Treasury Wine Estates HY26 results key points
Here are the key points from Treasury Wine Estates’ HY26 result:
- Net sales revenue (NSR) of $1,297.7 million fell 16.0% (-16.6% constant currency), driven by lower shipments across all divisions.
- EBITS (earnings before interest and tax, excluding significant one-off items) was $236.4m (-39.6%). This is a measure of operating profit before financing costs and tax. The result was marginally ahead of the $236 million that had been upgraded from $225–235m last week.
- EBITS margin dropped to 18.2%, meaning the company kept just 18.2 cents in operating profit for every dollar of sales, down from last year.
- Statutory NPAT was a loss of $649.4m, driven by post-tax material items of $751.0m, primarily an impairment of US-based assets.
- Underlying NPAT was $128.5m (-46.3%) and underlying EPS was 15.9c (-46.2%). This strips out one-off items to show the underlying business performance. Even on that basis, earnings were materially weaker.
- Cash of $216 million and debt of $2.1 billion.
- Operating cash flow was $116.2m (down from $259.6m), with cash conversion of 82.4%. Cash conversion measures how much accounting profit turns into real cash, and this remains reasonably solid despite lower earnings.
- Outlook: management expects a stronger 2H26 (California stabilisation post transition) and reiterated TWE Ascent targeting $100m p.a. cost improvement over 2–3 years, with more detail at an Investor Day (4 Jun 2026).
What happened
Management deliberately restricted shipments, meaning it sent less wine to distributors and retailers. That reduced net sales revenue in the short term, but also helped lower excess inventory sitting in customer warehouses.
Short-term pain with the aim of long-term gain. Shipping less now hurts revenue, but should restore healthier ordering patterns and avoid clearance sales, thereby protecting pricing and margins going forward.
You can see the pain across each division:
- Penfolds: NSR $501.3m (-10.1%) and EBITS $201.0m (-19.6%).
- Treasury Americas: NSR $283.0m (-28.4%) and EBITS $44.0m (-63.6%). Softer US market conditions and disruption from the California distribution transition hit shipments and margins.
- Treasury Collective: NSR $513.4m (-13.2%) and EBITS $28.1m (-51.1%).
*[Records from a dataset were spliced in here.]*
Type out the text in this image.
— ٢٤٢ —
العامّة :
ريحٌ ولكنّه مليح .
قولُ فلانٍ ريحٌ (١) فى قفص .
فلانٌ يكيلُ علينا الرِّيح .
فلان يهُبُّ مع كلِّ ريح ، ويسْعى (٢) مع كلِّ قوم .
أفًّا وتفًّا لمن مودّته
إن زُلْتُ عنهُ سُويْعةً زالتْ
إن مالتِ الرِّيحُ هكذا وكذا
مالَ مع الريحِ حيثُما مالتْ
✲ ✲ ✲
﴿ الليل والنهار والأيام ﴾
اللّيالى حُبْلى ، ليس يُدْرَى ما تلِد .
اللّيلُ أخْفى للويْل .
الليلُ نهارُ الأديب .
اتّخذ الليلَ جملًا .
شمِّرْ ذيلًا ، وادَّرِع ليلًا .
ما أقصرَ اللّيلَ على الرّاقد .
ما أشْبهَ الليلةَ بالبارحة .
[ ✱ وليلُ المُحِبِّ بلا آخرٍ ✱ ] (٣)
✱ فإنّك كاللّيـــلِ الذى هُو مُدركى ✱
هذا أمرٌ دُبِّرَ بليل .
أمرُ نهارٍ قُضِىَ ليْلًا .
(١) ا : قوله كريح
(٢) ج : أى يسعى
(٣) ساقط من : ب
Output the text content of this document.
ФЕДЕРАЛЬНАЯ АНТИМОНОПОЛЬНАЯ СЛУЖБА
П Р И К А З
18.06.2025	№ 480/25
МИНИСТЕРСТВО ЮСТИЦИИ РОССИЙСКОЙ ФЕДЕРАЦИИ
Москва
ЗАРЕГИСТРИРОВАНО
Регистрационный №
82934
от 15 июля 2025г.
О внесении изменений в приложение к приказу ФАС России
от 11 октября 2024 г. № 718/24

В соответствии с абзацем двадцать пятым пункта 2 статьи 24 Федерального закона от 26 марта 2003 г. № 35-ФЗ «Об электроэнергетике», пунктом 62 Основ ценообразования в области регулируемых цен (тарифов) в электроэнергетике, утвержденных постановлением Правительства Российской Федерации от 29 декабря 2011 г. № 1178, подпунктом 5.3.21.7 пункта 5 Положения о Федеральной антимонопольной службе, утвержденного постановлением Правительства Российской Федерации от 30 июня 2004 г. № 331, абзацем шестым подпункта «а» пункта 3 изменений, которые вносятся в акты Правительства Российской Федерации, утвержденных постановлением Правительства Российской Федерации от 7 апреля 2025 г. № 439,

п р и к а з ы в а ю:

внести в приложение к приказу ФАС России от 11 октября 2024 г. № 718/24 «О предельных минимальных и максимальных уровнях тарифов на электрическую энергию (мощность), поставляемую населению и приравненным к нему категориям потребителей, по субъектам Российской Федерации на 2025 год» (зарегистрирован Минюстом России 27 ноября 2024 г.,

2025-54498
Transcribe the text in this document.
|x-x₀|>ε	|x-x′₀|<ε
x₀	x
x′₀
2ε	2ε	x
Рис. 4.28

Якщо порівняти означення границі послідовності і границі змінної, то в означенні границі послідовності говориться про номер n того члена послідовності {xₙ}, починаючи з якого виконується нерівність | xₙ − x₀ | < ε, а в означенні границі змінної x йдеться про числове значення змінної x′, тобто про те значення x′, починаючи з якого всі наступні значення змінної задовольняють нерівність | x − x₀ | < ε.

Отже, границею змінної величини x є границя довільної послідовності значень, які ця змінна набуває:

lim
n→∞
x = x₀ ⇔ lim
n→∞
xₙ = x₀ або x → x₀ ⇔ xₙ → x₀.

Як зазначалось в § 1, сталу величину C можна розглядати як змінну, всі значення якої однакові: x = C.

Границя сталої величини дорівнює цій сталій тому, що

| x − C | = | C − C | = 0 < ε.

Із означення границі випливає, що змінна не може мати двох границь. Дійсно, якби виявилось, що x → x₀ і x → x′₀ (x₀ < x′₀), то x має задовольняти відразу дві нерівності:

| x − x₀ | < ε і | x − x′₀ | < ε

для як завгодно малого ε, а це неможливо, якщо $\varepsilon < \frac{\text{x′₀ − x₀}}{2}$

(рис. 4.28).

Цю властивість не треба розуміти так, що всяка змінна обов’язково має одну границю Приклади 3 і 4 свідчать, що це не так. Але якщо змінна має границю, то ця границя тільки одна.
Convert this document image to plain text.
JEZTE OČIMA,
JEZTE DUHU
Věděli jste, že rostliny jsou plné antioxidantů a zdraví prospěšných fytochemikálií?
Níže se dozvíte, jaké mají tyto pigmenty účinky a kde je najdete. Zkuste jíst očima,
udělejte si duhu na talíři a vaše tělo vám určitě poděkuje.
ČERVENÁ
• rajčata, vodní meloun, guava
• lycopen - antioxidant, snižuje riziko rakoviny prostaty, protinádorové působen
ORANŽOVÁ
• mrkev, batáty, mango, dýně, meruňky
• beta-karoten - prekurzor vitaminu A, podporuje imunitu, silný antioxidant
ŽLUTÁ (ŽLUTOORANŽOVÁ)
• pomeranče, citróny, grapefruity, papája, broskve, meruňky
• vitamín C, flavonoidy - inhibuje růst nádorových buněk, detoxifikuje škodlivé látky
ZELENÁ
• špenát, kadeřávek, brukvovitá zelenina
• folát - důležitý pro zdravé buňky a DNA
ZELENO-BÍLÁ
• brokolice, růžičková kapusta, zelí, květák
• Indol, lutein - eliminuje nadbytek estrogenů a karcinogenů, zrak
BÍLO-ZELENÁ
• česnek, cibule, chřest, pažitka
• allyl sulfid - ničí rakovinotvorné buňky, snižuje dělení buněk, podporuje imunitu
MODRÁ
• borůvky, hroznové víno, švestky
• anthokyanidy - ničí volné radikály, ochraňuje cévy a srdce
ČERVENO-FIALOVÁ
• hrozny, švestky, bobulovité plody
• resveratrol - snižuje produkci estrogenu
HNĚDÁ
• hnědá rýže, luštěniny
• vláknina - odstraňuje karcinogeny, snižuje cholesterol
The US was weak, but Australia showed better momentum in premium brands.
The issues didn’t end there
The statutory net profit was dominated by the non-cash impairment of the US assets. A severe goodwill writdown of selected assets and write-down of excess bulk wine.
Further distribution headaches during the RNDC-to-Breakthru changeover in California impacted shipments. Management highlighted stabilising trends in January and expects that this will continue in the second half.
Penfolds sales in China improved, but TWE still kept shipments tight because too much wine was leaking into grey-market channels and being sold at discount prices. By limiting supply, they’re trying to protect premium pricing and rebuild control over the distribution network.
The interim dividend was suspended to preserve cash and begin balance sheet repair. With cash of $216 million and debt of $2.1 billion, management clearly sees the need to strengthen the balance sheet before restoring shareholder payouts
A challenging result to say the least. It shows the enormity of the task ahead for recent CEO hire Sam Fischer.
What it means and the outlook
Treasury Wine Estates expects 2H26 EBITS to be higher than 1H26, reflecting an improving second half, particularly California.
Management pointed to divisional earnings trajectories of ~$400m FY26 EBITS for Penfolds (around a 40% margin) and ~$90m FY26 EBITS for Treasury Americas (excluding any net benefit from the RNDC settlement). The group continues to run a two-year channel inventory reduction program, which will keep shipments disciplined in the near term, while TWE Ascent targets ~$100m per annum in cost improvement over 2–3 years, with initial benefits expected from FY27, with more detail at the June 2026 Investor Day.
Treasury Wine Estates is obviously in a transition period.
The declining tailwinds of alcohol consumption have me sitting on the sidelines watching. If you’re considering a position, we may be at rock bottom, and these changes could be the turning point. That is what you would be clinging to.
I’ll wait for the execution to become clearer.